Dividend investors have an opportunity to buy some of Canada’s best dividend stocks at undervalued prices. Jumping in when a stock is out of favour takes some courage and patience. Cheap dividend-growth stocks sometimes get even cheaper before they recover, but the rewards can be meaningful through the higher dividend yield and the potential long-term capital gains when the stock rebounds.
TD Bank
TD (TSX:TD) trades near $79.50 at the time of writing compared to $107 two years ago. The stock isn’t too far off the 12-month low of around $76 that it hit in late October last year.
Declines from the peak of the post-crash rally are largely due to the impact of rising interest rates in Canada and the United States. TD has large retail banking operations in both markets, and investors are concerned that the Bank of Canada and the U.S. Federal Reserve will keep rates too high for too long as they battle to cool down the economy and get inflation under control.
TD increased its provision for credit losses (PCL) in fiscal 2023, and the trend is expected to continue as customers with too much debt struggle to cover their payments as interest rates increase. That being said, TD’s overall loan book remains in good shape, and the bank has excess capital on hand to help it ride out ongoing market turbulence.
TD is a very profitable bank and recently increased its dividend, so management doesn’t appear to be overly concerned about the profit outlook. Investors who buy the stock at the current level can get a 5.1% dividend yield.
Buying TD on big pullbacks has historically turned out to be a savvy move over the long run.
BCE
BCE (TSX:BCE) just announced plans to cut 4,800 employees, or roughly 9% of its staff, in 2024 to reduce its cost structure. The news came out reporting the 2023 financial results. BCE’s media division is struggling with declining ad revenue, and the company is selling 45 radio stations.

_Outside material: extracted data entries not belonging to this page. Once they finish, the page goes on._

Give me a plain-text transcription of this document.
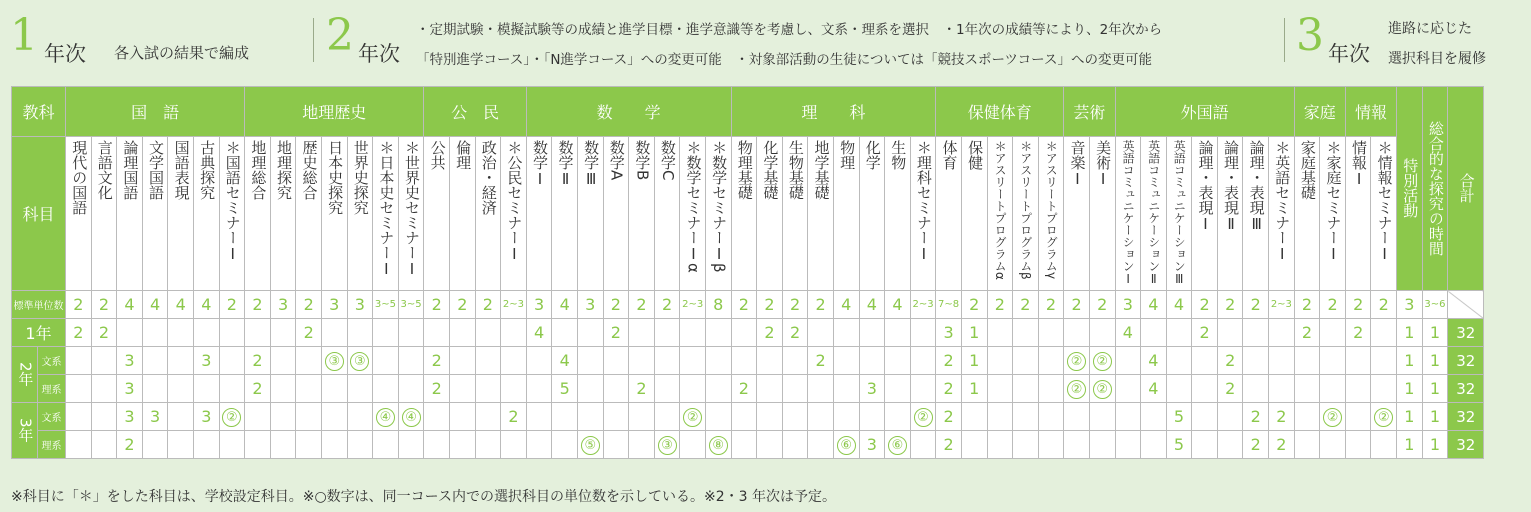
1 年次 各入試の結果で編成 2 年次
・定期試験・模擬試験等の成績と進学目標・進学意識等を考慮し、文系・理系を選択　・1年次の成績等により、2年次から
「特別進学コース」・「N進学コース」への変更可能　・対象部活動の生徒については「競技スポーツコース」への変更可能	3 年次
進路に応じた
選択科目を履修
教科		国　語							地理歴史							公　民				数　　学								理　　科								保健体育					芸術		外国語							家庭		情報		特別活動	総合的な探究の時間	合計
科目		現代の国語	言語文化	論理国語	文学国語	国語表現	古典探究	＊国語セミナーⅠ	地理総合	地理探究	歴史総合	日本史探究	世界史探究	＊日本史セミナーⅠ	＊世界史セミナーⅠ	公共	倫理	政治・経済	＊公民セミナーⅠ	数学Ⅰ	数学Ⅱ	数学Ⅲ	数学A	数学B	数学C	＊数学セミナーⅠα	＊数学セミナーⅠβ	物理基礎	化学基礎	生物基礎	地学基礎	物理	化学	生物	＊理科セミナーⅠ	体育	保健	＊アスリートプログラムα	＊アスリートプログラムβ	＊アスリートプログラムγ	音楽Ⅰ	美術Ⅰ	英語コミュニケーションⅠ	英語コミュニケーションⅡ	英語コミュニケーションⅢ	論理・表現Ⅰ	論理・表現Ⅱ	論理・表現Ⅲ	＊英語セミナーⅠ	家庭基礎	＊家庭セミナーⅠ	情報Ⅰ	＊情報セミナーⅠ			
標準単位数		2	2	4	4	4	4	2	2	3	2	3	3	3~5	3~5	2	2	2	2~3	3	4	3	2	2	2	2~3	8	2	2	2	2	4	4	4	2~3	7~8	2	2	2	2	2	2	3	4	4	2	2	2	2~3	2	2	2	2	3	3~6	
1年		2	2								2									4			2						2	2						3	1						4			2				2		2		1	1	32
2年	文系			3			3		2			③	③			2					4										2					2	1				②	②		4			2							1	1	32
	理系			3					2							2					5			2				2					3			2	1				②	②		4			2							1	1	32
3年	文系			3	3		3	②						④	④				2							②									②	2									5			2	2		②		②	1	1	32
	理系			2																		⑤			③		⑧					⑥	3	⑥		2									5			2	2					1	1	32
※科目に「＊」をした科目は、学校設定科目。※○数字は、同一コース内での選択科目の単位数を示している。※2・3 年次は予定。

The stock initially fell more than 4% on the news. At the time of writing, BCE trades near $51.25. That’s still above the 12-month low, around $49.50, but way down from the $65 the stock fetched last spring and more than $73 at the high point in 2022.
Challenges in the TV and radio businesses will likely continue. However, BCE’s core mobile and internet subscription businesses continue to perform well, and these essential services are needed by companies and households regardless of the state of the economy.
BCE is a contrarian pick today. Investors who buy at the current level can get a 7.5% dividend yield, which is great for a portfolio focused on passive income. The company actually delivered solid financial results in 2023 that met guidance and just raised the dividend by about 3% for 2024.
The bottom line on cheap TSX stocks
TD and BCE pay reliable dividends with high yields. Ongoing volatility should be expected, but these stocks look cheap right now and deserve to be on your radar for a portfolio targeting dividends and passive income.